Wednesday, April 23, 2014

Al Doane Remembers: The Tourist Home at 1219 West Erie

Partial 1931 City Directory Listing of West Erie Ave. 
I received an interesting email from well-known Lorain historian and author Albert Doane concerning my post about the tourist home at 1219 West Erie Avenue. Mr. Doane has a unique perspective about the tourist home – because it was right across the street from where he grew up at 1224 West Erie Avenue.

"I knew the family very well," wrote Mr. Doane. "This home was owned by Mr. & Mrs. Smith H. Stone. The Stones had three sons and one daughter. Son John started work for my father's electrical business that was conducted at 1224 West Erie in the rear garage."

John Stone also figures in a cute story Mr. Doane relates about when he was born.
"John always remembered when he and my older brother Bob came home from school, John beat Bob into my house to claim that he got to see the new baby – me – first."

The former tourist home at 1219 W. Erie
(now demolished)
Smith Stone's tourist home was a busy place that was host to both celebrities and working men. 
As Mr. Doane noted, "I remember John Stone, son of Smith Stone, telling me that one time Al Jolson came to Lorain to do a show at the Palace, and he roomed at the tourist home at 1219 West Erie. John also remarked that in the summer, the Army Corps of Engineers would come to Lorain to do repair to the harbor breakwaters with a crew of men and their tugs, crane, and barges. There would be some men renting rooms at 1219 West Erie for the duration of their time in Lorain."
Mr. Doane noted that Smith Stone had other business endeavors besides the tourist home.
"Mr. Smith Stone had a cigar store Confection store in the basement of the Verbeck Theater at the time of its fire (December 1905). The Stone family made popcorn balls in the barn for sale on Broadway."
1905 ad from the Lorain City Directory
Thinking about the tourist home reminded Mr. Doane of other pleasant memories of growing up in that neighborhood.
The former Doane home
at 1224 West Erie Avenue
"I remember the constant running of the street cars on West Erie all the time, and the steady stream of trailer trucks traveling on the street," he noted. "Our dog never got hit by the trucks nor the street cars. West Erie was a nice street to live. It was a short block from the lake, where we kids grew up living at the lake most every day."

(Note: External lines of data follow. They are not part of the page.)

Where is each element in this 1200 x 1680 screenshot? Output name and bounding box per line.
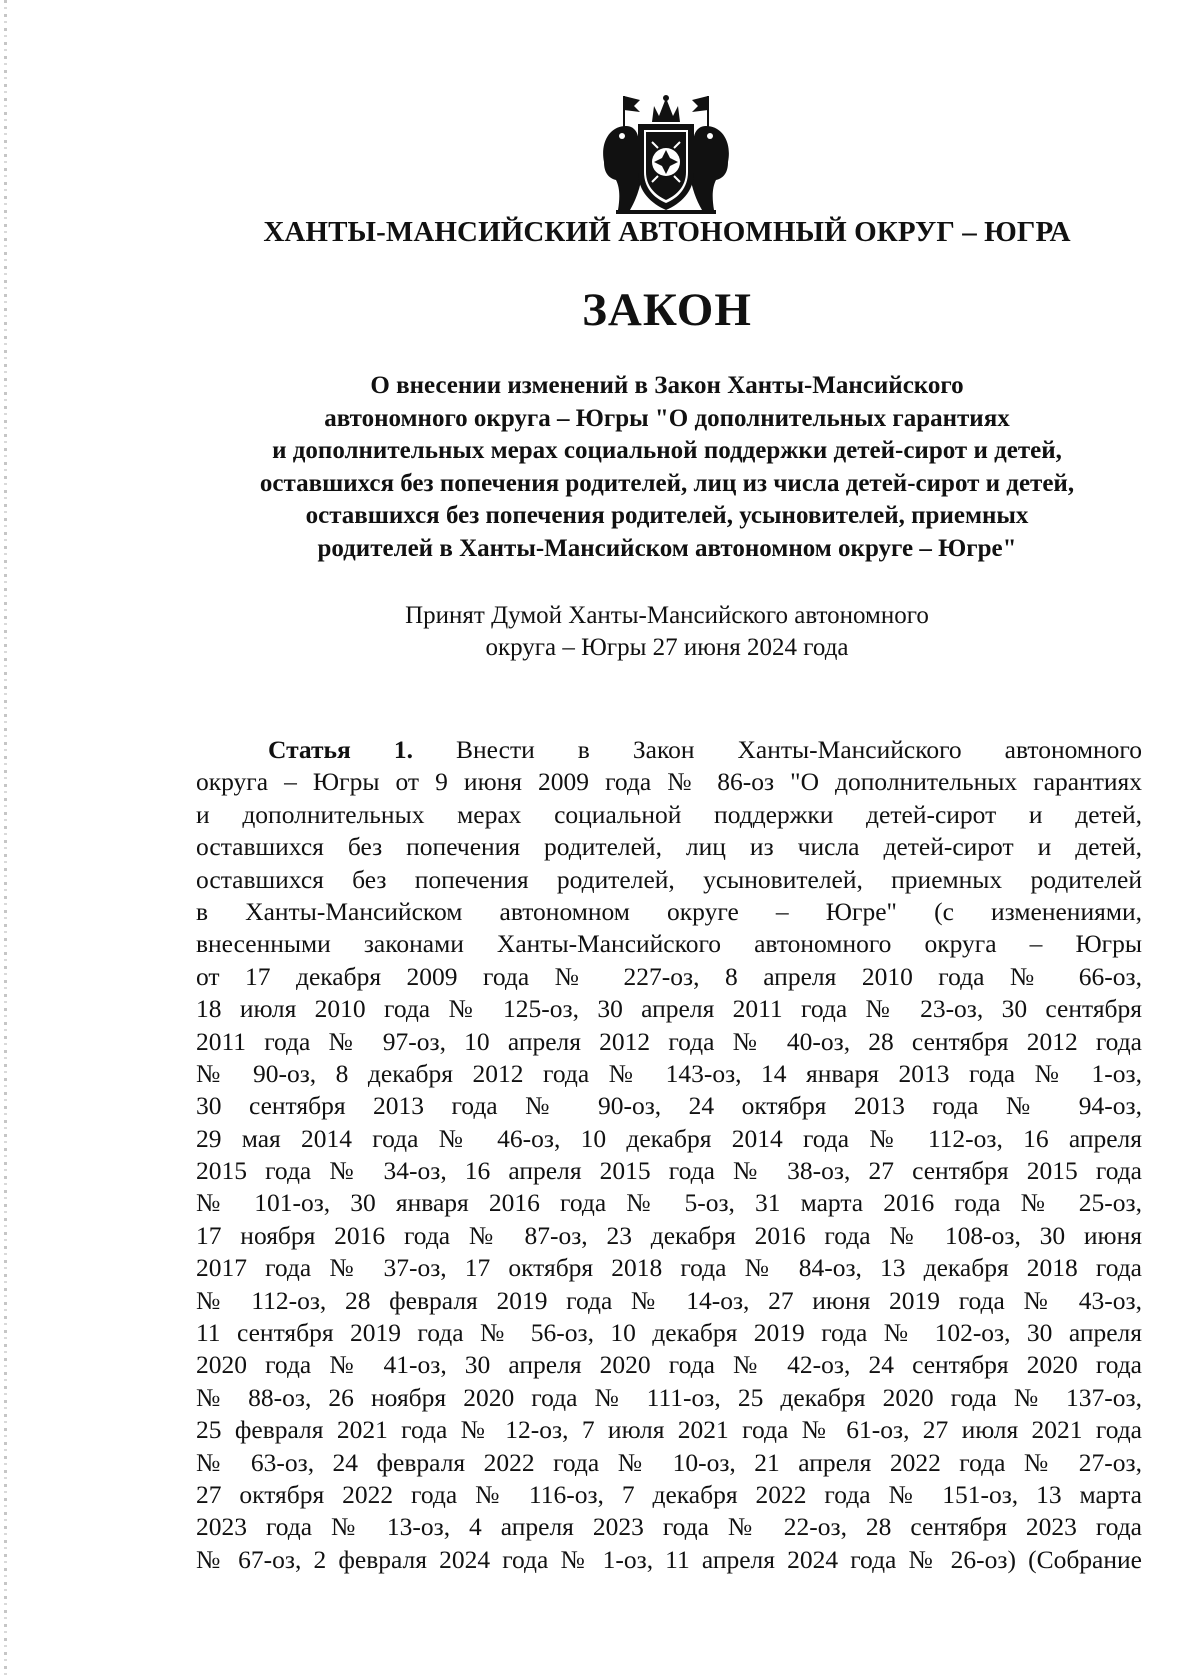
law-title — [190, 370, 1144, 565]
article-line: 27 октября 2022 года № 116-оз, 7 декабря 2022 года № 151-оз, 13 марта — [196, 1479, 1142, 1509]
article-line: 29 мая 2014 года № 46-оз, 10 декабря 2014 года № 112-оз, 16 апреля — [196, 1123, 1142, 1153]
adoption-note-line: округа – Югры 27 июня 2024 года — [485, 634, 849, 661]
adoption-note-line: Принят Думой Ханты-Мансийского автономного — [405, 602, 929, 629]
law-title-line: оставшихся без попечения родителей, лиц из числа детей-сирот и детей, — [259, 469, 1075, 497]
article-line: 2023 года № 13-оз, 4 апреля 2023 года № 22-оз, 28 сентября 2023 года — [196, 1512, 1142, 1542]
article-line: № 88-оз, 26 ноября 2020 года № 111-оз, 25 декабря 2020 года № 137-оз, — [196, 1382, 1142, 1412]
article-line: оставшихся без попечения родителей, усыновителей, приемных родителей — [196, 864, 1142, 894]
law-title-line: родителей в Ханты-Мансийском автономном округе – Югре" — [317, 534, 1017, 562]
article-line: 2011 года № 97-оз, 10 апреля 2012 года № 40-оз, 28 сентября 2012 года — [196, 1026, 1142, 1056]
law-title-line: О внесении изменений в Закон Ханты-Мансийского — [370, 372, 964, 399]
region-heading: ХАНТЫ-МАНСИЙСКИЙ АВТОНОМНЫЙ ОКРУГ – ЮГРА — [263, 216, 1071, 248]
article-1 — [196, 734, 1142, 1576]
article-line: 30 сентября 2013 года № 90-оз, 24 октября 2013 года № 94-оз, — [196, 1091, 1142, 1121]
law-title-line: оставшихся без попечения родителей, усыновителей, приемных — [305, 502, 1029, 529]
article-line: внесенными законами Ханты-Мансийского автономного округа – Югры — [196, 929, 1142, 959]
article-number: Статья 1. — [268, 735, 413, 764]
article-line: 2017 года № 37-оз, 17 октября 2018 года № 84-оз, 13 декабря 2018 года — [196, 1253, 1142, 1283]
article-line: и дополнительных мерах социальной поддержки детей-сирот и детей, — [196, 799, 1142, 829]
coat-of-arms-icon — [596, 92, 736, 216]
article-line: № 101-оз, 30 января 2016 года № 5-оз, 31 марта 2016 года № 25-оз, — [196, 1188, 1142, 1218]
adoption-note — [190, 600, 1144, 664]
article-line: в Ханты-Мансийском автономном округе – Югре" (с изменениями, — [196, 896, 1142, 926]
article-line: 2015 года № 34-оз, 16 апреля 2015 года № 38-оз, 27 сентября 2015 года — [196, 1156, 1142, 1186]
article-line: 17 ноября 2016 года № 87-оз, 23 декабря 2016 года № 108-оз, 30 июня — [196, 1220, 1142, 1250]
law-title-line: автономного округа – Югры "О дополнительных гарантиях — [324, 404, 1010, 432]
article-line: 2020 года № 41-оз, 30 апреля 2020 года № 42-оз, 24 сентября 2020 года — [196, 1350, 1142, 1380]
article-line: оставшихся без попечения родителей, лиц из числа детей-сирот и детей, — [196, 832, 1142, 862]
article-line: 11 сентября 2019 года № 56-оз, 10 декабря 2019 года № 102-оз, 30 апреля — [196, 1318, 1142, 1348]
article-line: № 63-оз, 24 февраля 2022 года № 10-оз, 21 апреля 2022 года № 27-оз, — [196, 1447, 1142, 1477]
law-title-line: и дополнительных мерах социальной поддержки детей-сирот и детей, — [272, 437, 1062, 464]
article-line: округа – Югры от 9 июня 2009 года № 86-оз "О дополнительных гарантиях — [196, 767, 1142, 797]
article-line: № 90-оз, 8 декабря 2012 года № 143-оз, 14 января 2013 года № 1-оз, — [196, 1058, 1142, 1088]
article-line-text: Внести в Закон Ханты-Мансийского автономного — [456, 735, 1142, 764]
article-line: 18 июля 2010 года № 125-оз, 30 апреля 2011 года № 23-оз, 30 сентября — [196, 994, 1142, 1024]
document-type-heading: ЗАКОН — [582, 284, 752, 336]
article-line: № 112-оз, 28 февраля 2019 года № 14-оз, 27 июня 2019 года № 43-оз, — [196, 1285, 1142, 1315]
article-line: 25 февраля 2021 года № 12-оз, 7 июля 2021 года № 61-оз, 27 июля 2021 года — [196, 1415, 1142, 1445]
article-line: № 67-оз, 2 февраля 2024 года № 1-оз, 11 апреля 2024 года № 26-оз) (Собрание — [196, 1544, 1142, 1574]
article-line: от 17 декабря 2009 года № 227-оз, 8 апреля 2010 года № 66-оз, — [196, 961, 1142, 991]
article-line — [196, 734, 1142, 766]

Although the tourist home at 1219 West Erie is gone, the barn behind it remains – and Mr. Doane has a memory connected to it too. 

"My brother Bob and Bob Stilgenbauer each built an 18-foot sailboat in the barn in the rear of 1219 West Erie, and, with the help of their buddies, lowered both boats by rope and sweat from the second floor of the barn to the ground."

Special thanks to Albert Doane for his reminisces.